2014 July 31 - August 03

Body, Brain and
Personal Identity: Historical and Contemporary Perspectives

Directors: Antonio M. Battro, Kurt W. Fischer and Fernando Vidal
Program officer: María Lourdes Majdalani


Abstract: Michele Farisco
Department of Medical Sciences, Uppsala University, SWEDEN

Neurotechnology-mediated communication: a new tool for personal rights of patients with disorders of consciousness?
The instrumental investigation of consciousness has witnessed an astonishing progress over the last years. Different neurotechnological tools and methods have been developed in order to assess residual consciousness in patients with Disorders of Consciousness (DOCs).
Notably, the identification of the activated areas and the real-time observation of the cerebral activity potentially allow a new form of technology-based communication without 1st person overt external behavior or speech, thus going beyond the behavioral manifestation of awareness.
As a result of these neuroscientific and neurotechnological developments, the ethically and legally relevant question arises: could a reliable and effective “cerebral” communication justify an assumption of a right to self-determination of these patients? Could it, for example, be justified to ask them for an informed consent to treatment?

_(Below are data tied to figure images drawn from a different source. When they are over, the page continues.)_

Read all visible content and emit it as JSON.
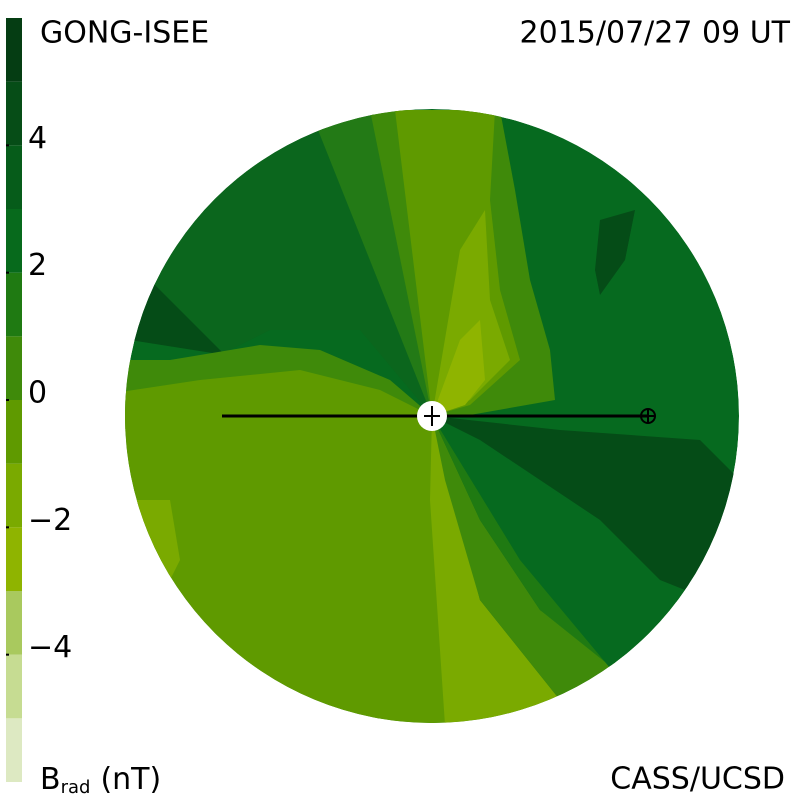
{
  "chart_data": {
    "type": "contour",
    "title": "GONG-ISEE",
    "date": "2015/07/27 09 UT",
    "credit": "CASS/UCSD",
    "colorbar_label": {
      "symbol": "B",
      "subscript": "rad",
      "unit": "(nT)"
    },
    "clim": [
      -6,
      6
    ],
    "cticks": [
      {
        "value": 4,
        "label": "4"
      },
      {
        "value": 2,
        "label": "2"
      },
      {
        "value": 0,
        "label": "0"
      },
      {
        "value": -2,
        "label": "−2"
      },
      {
        "value": -4,
        "label": "−4"
      }
    ],
    "levels": [
      -6,
      -5,
      -4,
      -3,
      -2,
      -1,
      0,
      1,
      2,
      3,
      4,
      5,
      6
    ],
    "colors": [
      "#dde9c2",
      "#c6dc92",
      "#a9c95e",
      "#8fb400",
      "#7aaa00",
      "#5f9a00",
      "#3f8a0a",
      "#1f7a12",
      "#076a1c",
      "#065c1a",
      "#064d17",
      "#053d13"
    ]
  }
}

Do cerebrally communicating patients retain the same personal identity that they had before the disorder or are they reaching a new personal identity as consequence of the re-arrangement of their brain in connection with technology (i.e., BCI)? Is neurotechnology giving us new tools in order to respect the personal rights (i.e., informed consent and self-determination) of patients with DOCs?
To date the use of neurotechnology to communicate with patients with DOCs is still at the stage of proof of concepts, but the theoretical possibility and empirical results thus far achieved strongly urge a continued reflection about its possible clinical implementation. Particularly, the use of a cerebral communication with these patients to express an informed consent raises important theoretical and practical issues: the patient's effective ability to understand and process the provided information, her/his ability to integrate the provided information in order to make a coherent personal decision, her/his ability to emotionally feel the relevance of the possible clinical options.